Il terremoto in Kashmir, secondo una prima stima, avrebbe provocato oltre trentamila vittime. I numeri sono destinati a ridimensionarsi o ad aumentare, ma difficilmente ne verremo informati. Sapremo invece chi sarà stato il responsabile di questa tragedia.
Non è difficile immaginare che per gran parte degli abitanti del nostro pianeta il disastro sarà stato voluto e ordito da americani e israeliani. Magari tramite un’esplosione nucleare segreta nel sottosuolo, con la sordida complicità dei governi indiano e pakistano, con l’obiettivo di uccidere Osama Bin Laden nascosto tra le montagne al confine tra i due paesi. Fantascienza? Eppure altre simili menzogne hanno circolato e preso piede in questi anni.

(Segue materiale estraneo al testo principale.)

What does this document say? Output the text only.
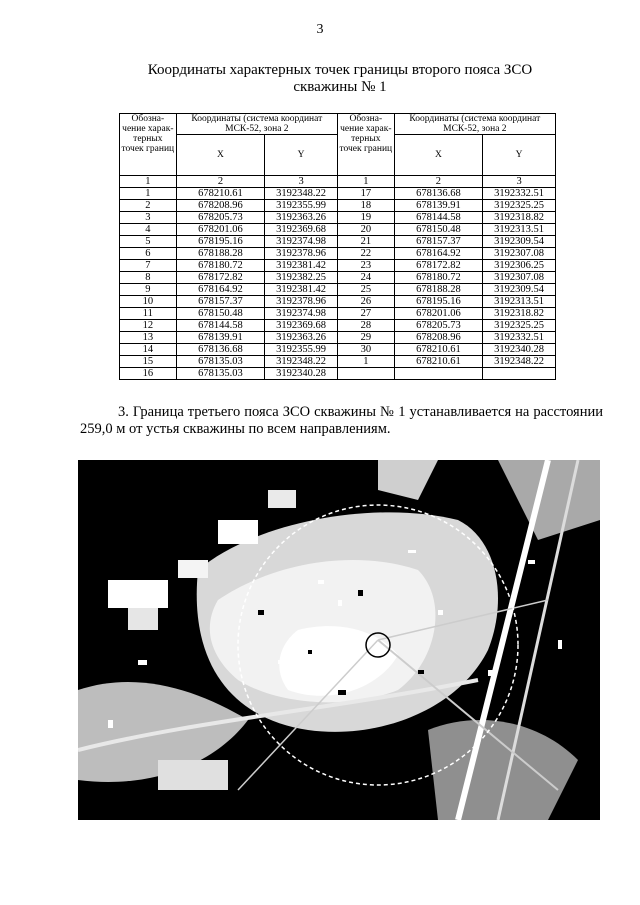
3
Координаты характерных точек границы второго пояса ЗСО
скважины № 1
Обозна-чение харак-терных точек границ	Координаты (система координат МСК-52, зона 2		Обозна-чение харак-терных точек границ	Координаты (система координат МСК-52, зона 2	
	X	Y		X	Y
1	2	3	1	2	3
1	678210.61	3192348.22	17	678136.68	3192332.51
2	678208.96	3192355.99	18	678139.91	3192325.25
3	678205.73	3192363.26	19	678144.58	3192318.82
4	678201.06	3192369.68	20	678150.48	3192313.51
5	678195.16	3192374.98	21	678157.37	3192309.54
6	678188.28	3192378.96	22	678164.92	3192307.08
7	678180.72	3192381.42	23	678172.82	3192306.25
8	678172.82	3192382.25	24	678180.72	3192307.08
9	678164.92	3192381.42	25	678188.28	3192309.54
10	678157.37	3192378.96	26	678195.16	3192313.51
11	678150.48	3192374.98	27	678201.06	3192318.82
12	678144.58	3192369.68	28	678205.73	3192325.25
13	678139.91	3192363.26	29	678208.96	3192332.51
14	678136.68	3192355.99	30	678210.61	3192340.28
15	678135.03	3192348.22	1	678210.61	3192348.22
16	678135.03	3192340.28			
3. Граница третьего пояса ЗСО скважины № 1 устанавливается на расстоянии 259,0 м от устья скважины по всем направлениям.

L’ipotesi di responsabilità israeliane alla base dello tsunami nell’oceano indiano sono state diffuse dai fondamentalisti musulmani. La televisione Al Manar, espressione degli Hezbollah, amici fraterni del segretario dei Comunisti italiani Oliviero Diliberto, nelle ore successive alla distruzione delle Torri Gemelle ha creato la falsa notizia che l’attentato fosse opera del Mossad e che 3500 ebrei si fossero salvati non andando al lavoro quel giorno. Spazzatura giornalistica? Non per la stragrande maggioranza degli abitanti delle dittature nel mondo arabo e islamico, vittime della disinformazione.
Ma persino Carta, supplemento del Manifesto, ha pubblicato una vignetta, che riproponeva acriticamente la fandonia. Quale il prossimo tassello da aggiungere alla teoria del complotto?